This is my lisp code.
(defun f (lst)
(append (subst (last lst) (first lst) (car lst))
(subst (first lst) (last lst) (cdr lst)))
)
(f '(a b c d))
This code's output is (D B C . A)
The function works well, but it does not finish because of symbol. I want make (D B C A) without symbol.
How do I fix it? Or is there a better way?

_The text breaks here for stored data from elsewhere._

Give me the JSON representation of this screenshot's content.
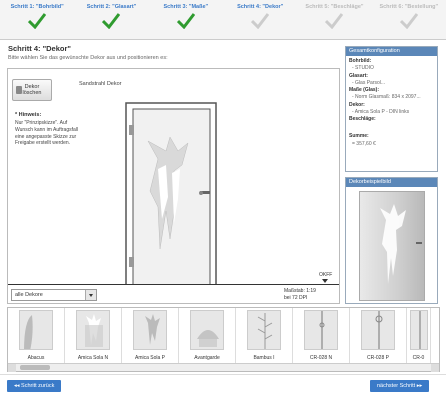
{
  "steps": [
    {
      "label": "Schritt 1: \"Bohrbild\"",
      "done": true
    },
    {
      "label": "Schritt 2: \"Glasart\"",
      "done": true
    },
    {
      "label": "Schritt 3: \"Maße\"",
      "done": true
    },
    {
      "label": "Schritt 4: \"Dekor\"",
      "done": false,
      "current": true
    },
    {
      "label": "Schritt 5: \"Beschläge\"",
      "done": false
    },
    {
      "label": "Schritt 6: \"Bestellung\"",
      "done": false
    }
  ],
  "main": {
    "title": "Schritt 4: \"Dekor\"",
    "subtitle": "Bitte wählen Sie das gewünschte Dekor aus und positionieren es:"
  },
  "designer": {
    "delete_label_1": "Dekor",
    "delete_label_2": "löschen",
    "dekor_name": "Sandstrahl Dekor",
    "hint_title": "* Hinweis:",
    "hint_text": "Nur \"Prinzipskizze\". Auf Wunsch kann im Auftragsfall eine angepasste Skizze zur Freigabe erstellt werden.",
    "okff": "OKFF",
    "scale_1": "Maßstab: 1:19",
    "scale_2": "bei 72 DPI",
    "filter_value": "alle Dekore"
  },
  "config": {
    "header": "Gesamtkonfiguration",
    "rows": [
      {
        "key": "Bohrbild:",
        "value": "- STUDIO"
      },
      {
        "key": "Glasart:",
        "value": "- Glas Parsol..."
      },
      {
        "key": "Maße (Glas):",
        "value": "- Norm Glasmaß: 834 x 2097..."
      },
      {
        "key": "Dekor:",
        "value": "- Amica Sola P - DIN links"
      },
      {
        "key": "Beschläge:",
        "value": ""
      }
    ],
    "sum_label": "Summe:",
    "sum_value": "= 357,60 €"
  },
  "preview": {
    "header": "Dekorbeispielbild"
  },
  "thumbnails": [
    {
      "label": "Abacus"
    },
    {
      "label": "Amica Sola N"
    },
    {
      "label": "Amica Sola P"
    },
    {
      "label": "Avantgarde"
    },
    {
      "label": "Bambus I"
    },
    {
      "label": "CR-028 N"
    },
    {
      "label": "CR-028 P"
    },
    {
      "label": "CR-0"
    }
  ],
  "nav": {
    "prev": "◂◂ Schritt zurück",
    "next": "nächster Schritt ▸▸"
  },
  "colors": {
    "accent": "#3a7ac8",
    "check": "#2f9b2f",
    "check_disabled": "#cccccc"
  }
}
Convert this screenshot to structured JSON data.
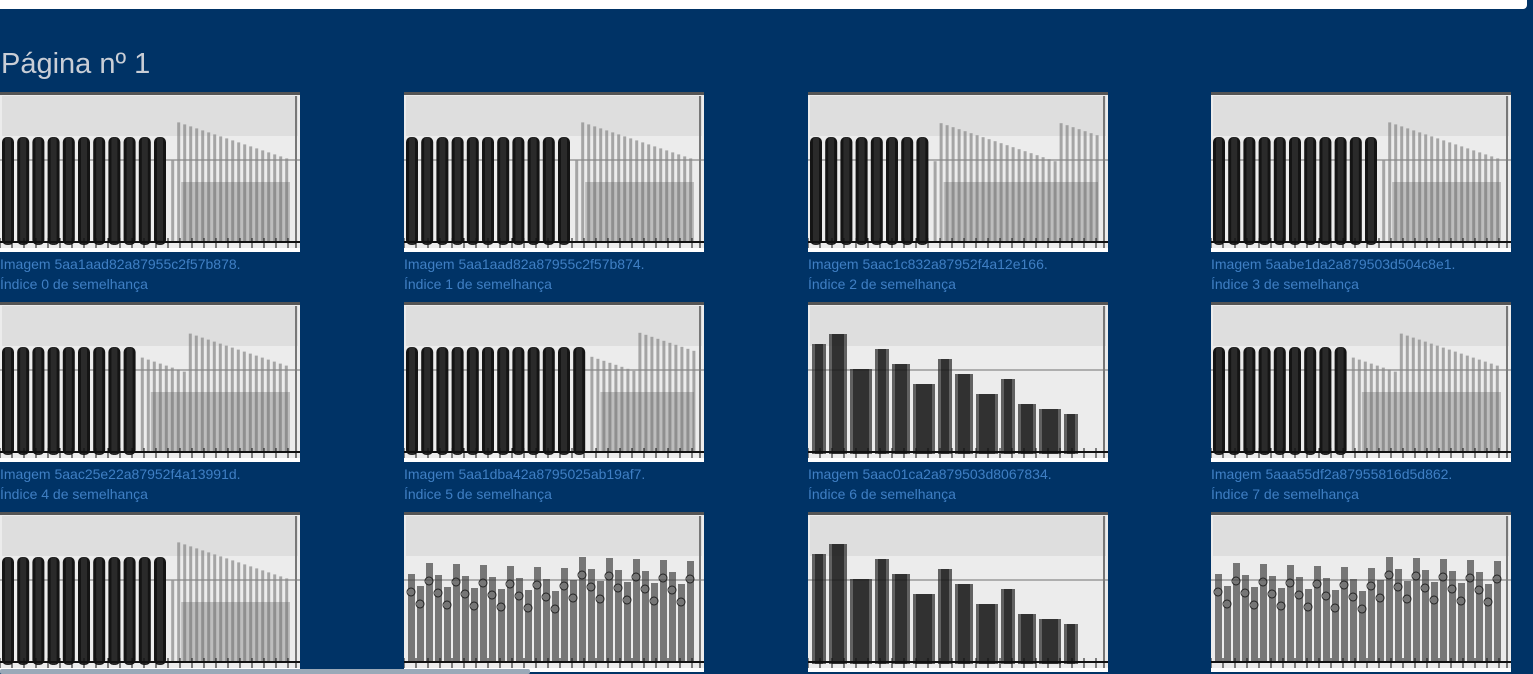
{
  "page": {
    "title": "Página nº 1"
  },
  "results": [
    {
      "caption": "Imagem 5aa1aad82a87955c2f57b878.",
      "index_label": "Índice 0 de semelhança",
      "pattern": "A",
      "dark": 11
    },
    {
      "caption": "Imagem 5aa1aad82a87955c2f57b874.",
      "index_label": "Índice 1 de semelhança",
      "pattern": "A",
      "dark": 11
    },
    {
      "caption": "Imagem 5aac1c832a87952f4a12e166.",
      "index_label": "Índice 2 de semelhança",
      "pattern": "A",
      "dark": 8
    },
    {
      "caption": "Imagem 5aabe1da2a879503d504c8e1.",
      "index_label": "Índice 3 de semelhança",
      "pattern": "A",
      "dark": 11
    },
    {
      "caption": "Imagem 5aac25e22a87952f4a13991d.",
      "index_label": "Índice 4 de semelhança",
      "pattern": "A",
      "dark": 9
    },
    {
      "caption": "Imagem 5aa1dba42a8795025ab19af7.",
      "index_label": "Índice 5 de semelhança",
      "pattern": "A",
      "dark": 12
    },
    {
      "caption": "Imagem 5aac01ca2a879503d8067834.",
      "index_label": "Índice 6 de semelhança",
      "pattern": "B",
      "dark": 0
    },
    {
      "caption": "Imagem 5aaa55df2a87955816d5d862.",
      "index_label": "Índice 7 de semelhança",
      "pattern": "A",
      "dark": 9
    },
    {
      "caption": "",
      "index_label": "",
      "pattern": "A",
      "dark": 11
    },
    {
      "caption": "",
      "index_label": "",
      "pattern": "C",
      "dark": 0
    },
    {
      "caption": "",
      "index_label": "",
      "pattern": "B",
      "dark": 0
    },
    {
      "caption": "",
      "index_label": "",
      "pattern": "C",
      "dark": 0
    }
  ],
  "colors": {
    "background": "#003366",
    "caption": "#3f7fc4",
    "title": "#c9ced6"
  }
}
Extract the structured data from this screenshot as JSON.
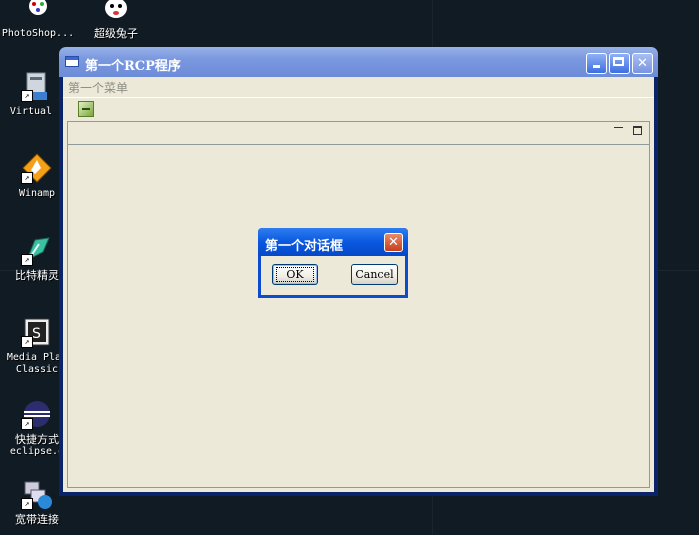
{
  "desktop": {
    "icons": [
      {
        "label": "PhotoShop...",
        "icon": "photoshop-icon"
      },
      {
        "label": "超级兔子",
        "icon": "rabbit-icon"
      },
      {
        "label": "Virtual P",
        "icon": "virtual-pc-icon"
      },
      {
        "label": "Winamp",
        "icon": "winamp-icon"
      },
      {
        "label": "比特精灵",
        "icon": "bitspirit-icon"
      },
      {
        "label": "Media Play",
        "label2": "Classic",
        "icon": "media-player-icon"
      },
      {
        "label": "快捷方式",
        "label2": "eclipse.e",
        "icon": "eclipse-icon"
      },
      {
        "label": "宽带连接",
        "icon": "network-icon"
      }
    ]
  },
  "window": {
    "title": "第一个RCP程序",
    "menu": [
      "第一个菜单"
    ]
  },
  "dialog": {
    "title": "第一个对话框",
    "ok_label": "OK",
    "cancel_label": "Cancel",
    "close_glyph": "✕"
  },
  "colors": {
    "window_title_inactive": "#7a98df",
    "dialog_title_active": "#0a58e0",
    "client_bg": "#ece9d8",
    "desktop_bg": "#101b23"
  }
}
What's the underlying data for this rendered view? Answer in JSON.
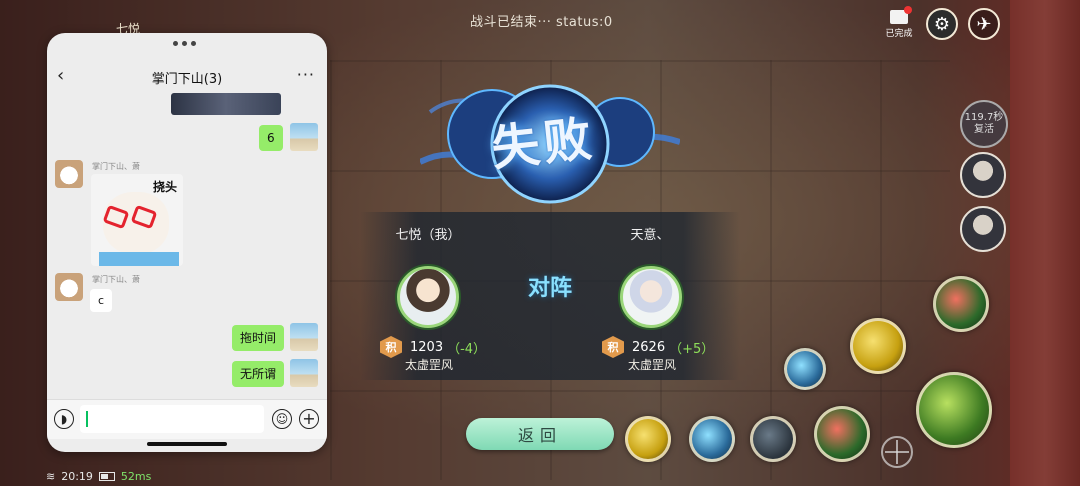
{
  "hud": {
    "status_text": "战斗已结束··· status:0",
    "player_top_name": "七悦",
    "completed_label": "已完成",
    "timer_text": "119.7秒",
    "timer_sub": "复活"
  },
  "result": {
    "title": "失败",
    "vs_label": "对阵",
    "left_player": {
      "name": "七悦（我）",
      "score": "1203",
      "delta": "（-4）",
      "rank": "太虚罡风",
      "badge": "积"
    },
    "right_player": {
      "name": "天意、",
      "score": "2626",
      "delta": "（+5）",
      "rank": "太虚罡风",
      "badge": "积"
    },
    "back_button": "返回"
  },
  "system": {
    "time": "20:19",
    "ping": "52ms"
  },
  "chat": {
    "title": "掌门下山(3)",
    "back_icon": "‹",
    "more_icon": "···",
    "messages": [
      {
        "from": "me",
        "text": "6"
      },
      {
        "from": "other",
        "sender": "掌门下山、萧",
        "sticker_caption": "挠头"
      },
      {
        "from": "other",
        "sender": "掌门下山、萧",
        "text": "c"
      },
      {
        "from": "me",
        "text": "拖时间"
      },
      {
        "from": "me",
        "text": "无所谓"
      }
    ],
    "input_placeholder": ""
  },
  "colors": {
    "accent_green": "#95ec69",
    "back_button": "#7fd9b4",
    "title_glow": "#5fb8ff"
  }
}
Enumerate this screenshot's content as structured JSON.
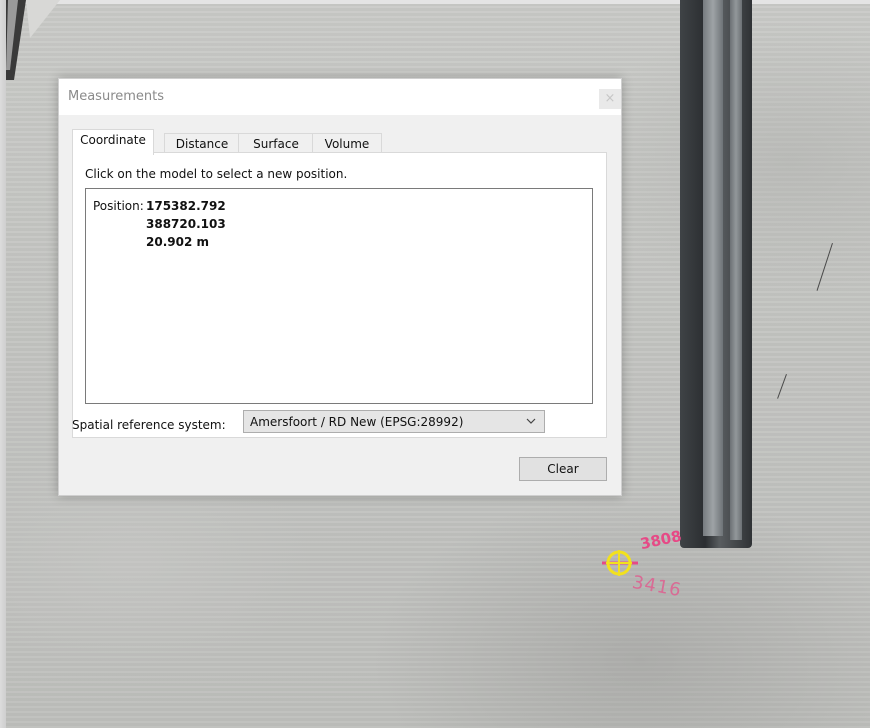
{
  "window": {
    "title": "Measurements",
    "close_label": "×"
  },
  "tabs": [
    {
      "label": "Coordinate",
      "active": true
    },
    {
      "label": "Distance",
      "active": false
    },
    {
      "label": "Surface",
      "active": false
    },
    {
      "label": "Volume",
      "active": false
    }
  ],
  "coordinate_panel": {
    "hint": "Click on the model to select a new position.",
    "position_label": "Position:",
    "x": "175382.792",
    "y": "388720.103",
    "z": "20.902 m"
  },
  "spatial_reference": {
    "label": "Spatial reference system:",
    "selected": "Amersfoort / RD New (EPSG:28992)"
  },
  "buttons": {
    "clear": "Clear"
  },
  "scene": {
    "paint_top": "3808",
    "paint_bottom": "3416",
    "colors": {
      "paint": "#e64a86",
      "crosshair": "#f2e11d",
      "seam": "#2b2e31"
    }
  }
}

I would appreciate a help.
Assuming that you are meaning to do something like this, you could try using rotatef:
? (setf lst '(a b c d))
(A B C D)
? lst
(A B C D)
? (rotatef (nth 0 lst) (nth (- (length lst) 1) lst))
;Compiler warnings :
; In an anonymous lambda form at position 0: Undeclared free variable LST (3 references)
NIL
? lst
(D B C A)
Assuming you want to swap the first and last elements, here is an implementation which does that. It traverses the list three times and copies it twice: it is possible to do much better than this, but not without being reasonably devious (in particular I'm reasonably sure a naive implementation with rotatef also traverses it three times although it only copies it once as you need an initial copy of the list, since rotatef is destructive):
(defun swapify (list)
;; swap the first and last elements of list
(if (null (rest list))
list
(cons (first (last list)) ; 1st traversal
(append (butlast (rest list)) ; 2nd and third traversals
(list (first list))))))
And here is the devious implementation which traverses the list exactly once. This relies on tail-call elimination: a version which uses a more straightforward loop is fairly obvious.
(defun swapify (list)
;; return a copy of list with the first and last elements swapped
(if (null (rest list))
list
(let ((copy (cons nil nil)))
(labels ((walk (current tail)
(if (null (rest tail))
(progn
(setf (first copy) (first tail)
(rest current) (cons (first list) nil))
copy)
(progn
(setf (rest current) (cons (first tail) nil))
(walk (rest current) (rest tail))))))
(walk copy (rest list))))))
the symbol is because you are appending a list to an element, if you turn the element into a list using: (list (car lst)) with the same code and it will no longer have the symbol.